Expand use of assisted acquisition services
It is time to acknowledge and embrace the fact that for the government’s largest and most important buys, using assisted acquisition teams like GSA’s FEDSIM and others, produces the best results. These teams of specialists get more opportunities to perfect their craft on highly complex buys than in-house agency contracting shops. For years now, the total dollar value of contract awards handled by assisted acquisition professionals has been steadily climbing, but agency leaders often look down on the use of these outside service providers and cite cost as a chief concern.
Yes, there are fees the assisted acquisition teams charge to recover the cost of providing their services, often a fixed percentage of the acquisition value, but the speed and quality improvements driven by assisted acquisition teams are worth the investment. Large buys handled by these teams have cycle times that are on average six months shorter to award. Industry often comments that assisted acquisition teams help clients put together clearer requirements that lead to better solutions and, ultimately, mission success. As an additional benefit that saves time and cost, industry rarely protests. The total dollar value of assisted acquisitions continues to rise and has done so for the last five years, a clear indication that program offices with funding and mission understand the value proposition.
The quality and speed improvements offered by these teams are of critical importance on large programs with major mission impact. Take, for example, the Department of Defense’s (DoD) Joint Enterprise Defense Infrastructure (JEDI) program where work is still not underway. What if JEDI had been handled by an assisted acquisition team who, in concert with the technical and operational customers at DoD, could have crafted a resilient acquisition strategy able to withstand many competing interests? The answer is that instead of watching our adversaries sprint ahead in emerging technology areas while lawyers argue in court, we’d be delivering the infrastructure our warfighters need to fight and win tomorrow’s battles.

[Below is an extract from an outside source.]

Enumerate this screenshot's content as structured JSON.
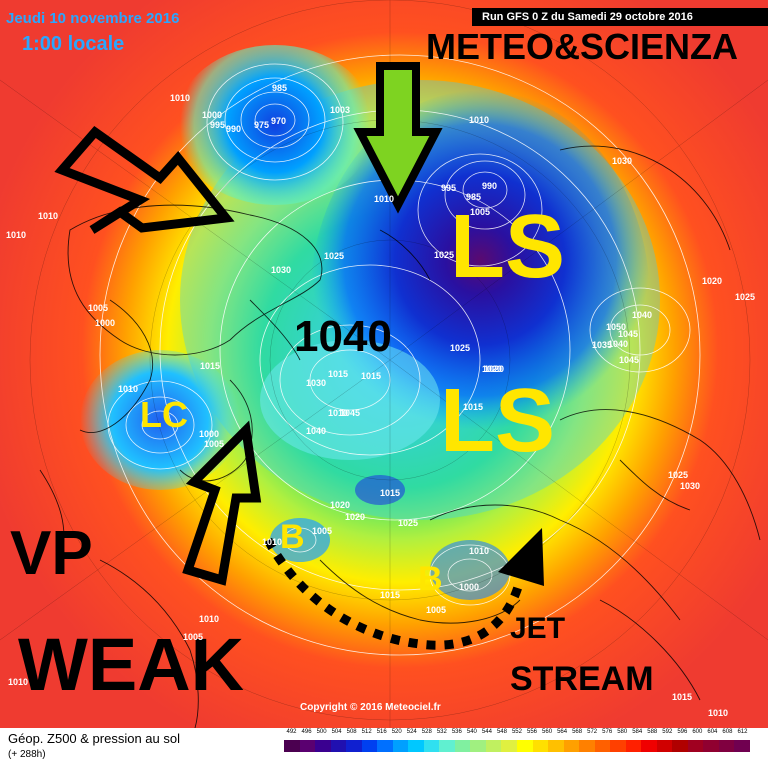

A chance to get off on the right foot for 2021
Each of these “good government” ideas should draw support from across the political spectrum. My experience is that acquisition professionals check their politics at the door and focus on how to be efficient and effective service providers to the program teams charged with fulfilling our government’s most important missions: keeping our country safe, keeping the economy humming, and keeping our people healthy. We can all say cheers to that in 2021.
Alan Thomas is the former commissioner of the Federal Acquisition Service at the General Services Administration and now chief operating officer at IntelliBridge.